Interest rates are spoken about a lot in the finance world. Whether you’re looking to borrow money from a lender or invest it, you’ll need to know about interest rates.
If you have a vague idea, then this guide will help solidify your knowledge and bring some sense to the little bits and pieces you’re unsure about. If you have no clue where to begin, then this will be the perfect place to start!
What are interest rates?
The technical definition is that interest rates are a percentage charged on the overall amount of money that you borrow or save.
So, when you borrow money from a bank, the interest rate is a percentage of the total loan that you need to pay back to them.
But, when you save money, you’re also given an interest rate. Here, it’s a percentage of your savings that gets paid back to you. This is because the bank essentially borrows money from you when you deposit it into an account.
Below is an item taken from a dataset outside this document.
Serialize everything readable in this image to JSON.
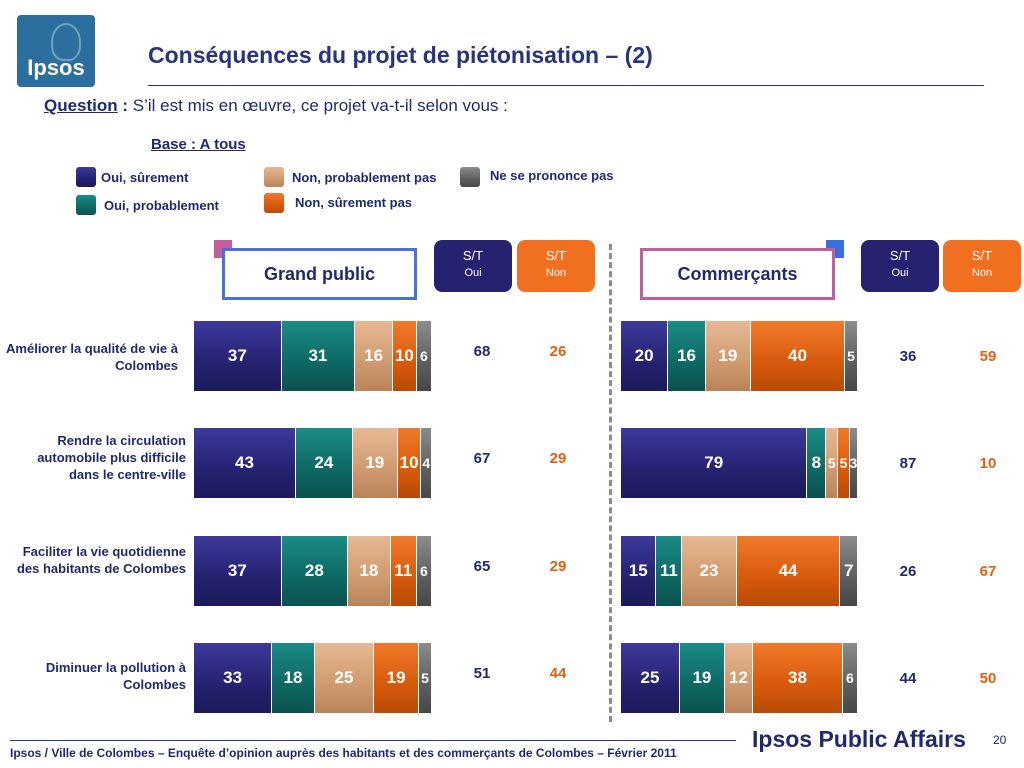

We won’t get into the technicalities of that – it’s a whole other topic for a different day!
Typically, rates are expressed as APR – the annual percentage rate. For example, you might want a bank loan for $10,000 that has an APR of 5%. This means that you pay 5% of that loan every year as interest. So, you can now calculate that you’ll pay £500 in interest, every year until you’ve paid back the loan in full.
It can be confusing, but once you start seeing interest rates in the real world, you soon get the hang of what they are and how they work.
Why do interest rates matter?
Interest rates are hugely significant in just about everything to do with finance. Whenever you want to borrow money – be it a loan, mortgage, or even a credit card – there will be rates. Realistically, they’re in place so lenders can actually make money. If they didn’t charge any interest, then they’d just be lending money out to everyone for free.
So, you need to understand and be wary about interest rates if you want to borrow money at any point in your life. It’s always a smart idea to shop around before you apply for any credit cards or look for any loans/mortgages. In an ideal world, you want to borrow money from a lender with the lowest interest rate. As such, this would mean you have to pay less money.
As touched upon earlier, rates are also vital if you want to save or invest money. Savings accounts have interest rates to help grow your investment. Each year, you can add a percentage of your savings to your account balance.
The best thing is, you don’t have to lift a finger or do anything. Ironically, in this scenario, you should shop around for a savings account with the absolute highest rates, so you can earn as much money as possible.
Financial institutions often have a range of products for you to choose from if you’re looking to invest or save your money. Standard savings accounts are available, but the interest is really bad on them. Then, you have things like a high interest term deposit that offers far more generous rates, but with more restrictions. It’s a case of weighing up the different options and choosing the one that speaks to your requirements while offering a decent interest rate.
As a summary, interest rates matter because they determine how much it will cost to borrow money, or how much money you can gain from saving/investing it.
Does your credit score affect rates?
Yes, it does. Your credit score is basically a figure that helps show how creditworthy you are. It’s pretty much a nice and simple way for lenders to look at you and figure out if you’re trustworthy or not to be granted credit.
In some cases, a bad credit score can mean you don’t get your application accepted at all. But, there’s a general rule that poor credit scores will result in worse interest rates.
Now, banks and lenders will usually advertise a specific interest rate for their different products. This will be the best interest rate you can get, but not everyone will end up with it. Usually, you need to have a good credit score to qualify for the advertised rate – often referred to as the representative APR.
But, if your score isn’t up to scratch, then the bank will give you a higher interest rate, which means it costs more for you to borrow money. They do this because people with bad credit scores aren’t seen as trustworthy as ones with good ones. It’s more of a risk for lenders, so they compensate for this with higher rates.
The good news is that your credit score doesn’t impact the interest rate on savings accounts or other investment products!
Are there different types of interest rates?
There are many types of interest rates out there, but the two you need to concern yourself with are:
- Fixed interest rates
- Variable interest rates
A fixed interest rate is one that will stay the same forever. So, if your mortgage has a 2.5% fixed interest, you will pay that amount every year until your debt is paid.
A variable interest rate may start out with a fixed term, but it will then be open to fluctuations. This means it could go up, or it could go down. So, you might end up paying less, or you could end up paying more – it all depends on the rate.
It’s crucial that you start understanding interest rates if you want to make good financial decisions! Shop around whenever you borrow money; look for lenders with the most favorable rates, so you pay as little as possible.
If you’re opening savings accounts, then look for the best rates so you can earn more each year! Also, make sure you keep your credit score in check. If you don’t, then you can end up on lousy interest rates when borrowing money.